SEPTEMBER 27th – World Migrant and Refugee Day
Like Jesus Christ, forced to flee
The Church has been celebrating World Migrant and Refugee Day since 1914. It has always been an opportunity to show concern for different categories of vulnerable people on the move, to pray for them as they face many challenges, and to raise awareness of the opportunities offered by migration.
The theme chosen by Pope Francis for the 106th World Migrant and Refugee Day is
“Like Jesus Christ, forced to flee"
and will focus on the pastoral care of internally displaced persons.

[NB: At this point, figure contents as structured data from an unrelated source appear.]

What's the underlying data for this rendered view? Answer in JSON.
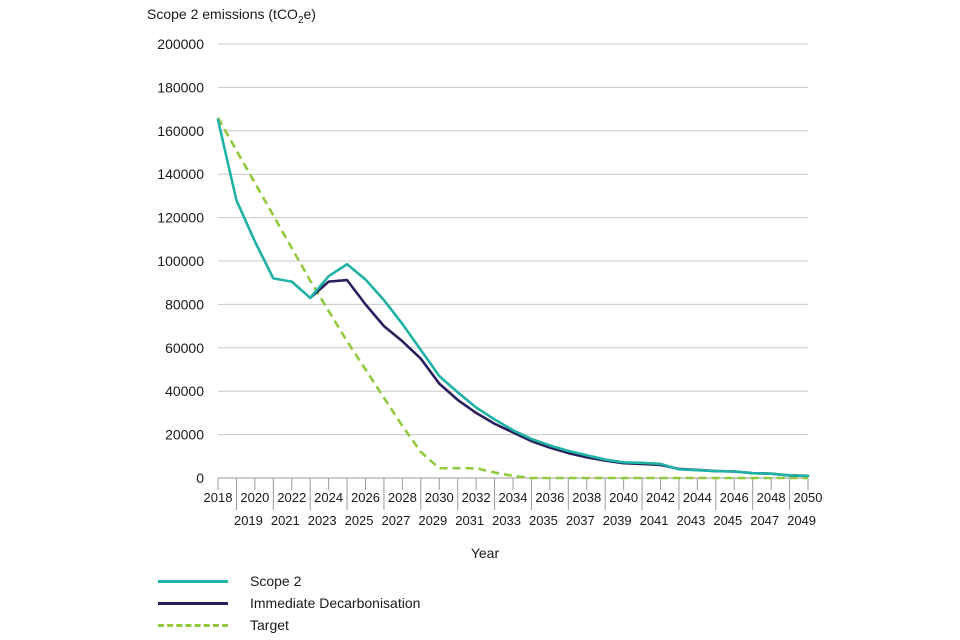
{
  "chart_data": {
    "type": "line",
    "ylabel_main": "Scope 2 emissions (tCO",
    "ylabel_sub": "2",
    "ylabel_end": "e)",
    "xlabel": "Year",
    "ylim": [
      0,
      200000
    ],
    "yticks": [
      0,
      20000,
      40000,
      60000,
      80000,
      100000,
      120000,
      140000,
      160000,
      180000,
      200000
    ],
    "ytick_labels": [
      "0",
      "20000",
      "40000",
      "60000",
      "80000",
      "100000",
      "120000",
      "140000",
      "160000",
      "180000",
      "200000"
    ],
    "x": [
      2018,
      2019,
      2020,
      2021,
      2022,
      2023,
      2024,
      2025,
      2026,
      2027,
      2028,
      2029,
      2030,
      2031,
      2032,
      2033,
      2034,
      2035,
      2036,
      2037,
      2038,
      2039,
      2040,
      2041,
      2042,
      2043,
      2044,
      2045,
      2046,
      2047,
      2048,
      2049,
      2050
    ],
    "grid": "horizontal",
    "series": [
      {
        "name": "Scope 2",
        "color": "#1fb2a6",
        "style": "solid",
        "values": [
          165000,
          128000,
          109000,
          92000,
          90500,
          83000,
          93000,
          98500,
          91500,
          82000,
          71000,
          59000,
          47000,
          39500,
          32500,
          27000,
          22000,
          18000,
          15000,
          12500,
          10500,
          8500,
          7200,
          7000,
          6500,
          4000,
          3600,
          3200,
          3000,
          2200,
          2000,
          1200,
          1000
        ]
      },
      {
        "name": "Immediate Decarbonisation",
        "color": "#2a1f5c",
        "style": "solid",
        "values": [
          null,
          null,
          null,
          null,
          null,
          83000,
          90500,
          91200,
          80000,
          70000,
          63000,
          55000,
          43500,
          36000,
          30000,
          25000,
          21000,
          17000,
          14000,
          11500,
          9500,
          8000,
          6800,
          6500,
          6000,
          4200,
          3700,
          3200,
          3000,
          2200,
          2000,
          1200,
          1000
        ]
      },
      {
        "name": "Target",
        "color": "#93c93d",
        "style": "dashed",
        "values": [
          166000,
          151000,
          136000,
          121000,
          106000,
          91000,
          77000,
          63000,
          50000,
          37000,
          24000,
          12000,
          4500,
          4500,
          4500,
          2500,
          1000,
          0,
          0,
          0,
          0,
          0,
          0,
          0,
          0,
          0,
          0,
          0,
          0,
          0,
          0,
          0,
          0
        ]
      }
    ]
  }
}
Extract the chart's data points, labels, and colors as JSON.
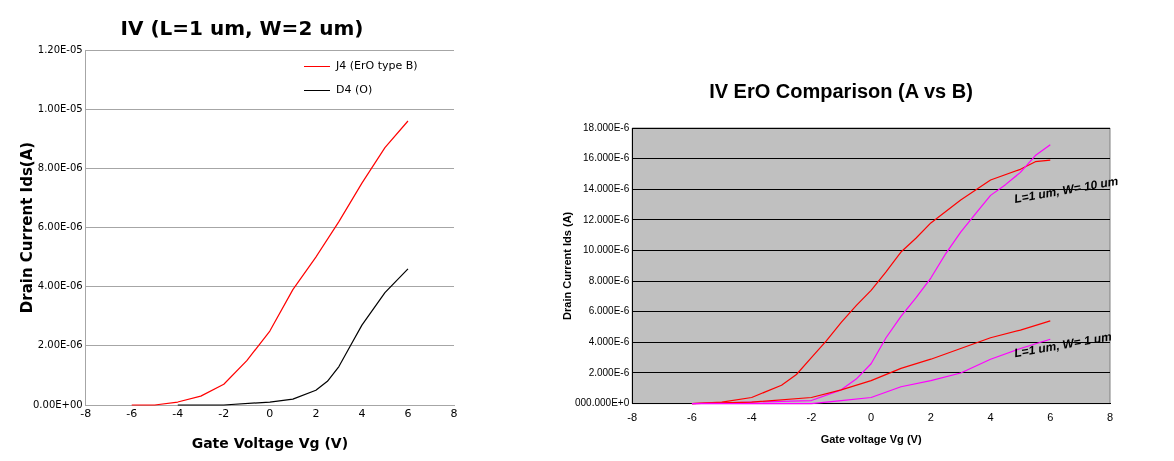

This World Day was born in the context of the Catholic Church to spiritually and operationally call the followers of Jesus to mercy towards the last and historically precedes those established by the UN for Migrants (January 17) and for Refugees (June 20) to recall the followers of Jesus spiritually. Today, more than ever before, we live days in which the abuses, favored by the West, risk to prevail over the primordial value that the West itself brings to the history of humanity: the right of each one to dignity for the sole fact of being a man, beyond any religion, race and culture. This is stated in the Universal Declaration of Human Rights of 1948 and, well before that, the message of Jesus Christ that establishes an unprecedented sense of encounter with the foreigner: mercy and compassion whoever the other is, as in the parable of the Samaritan.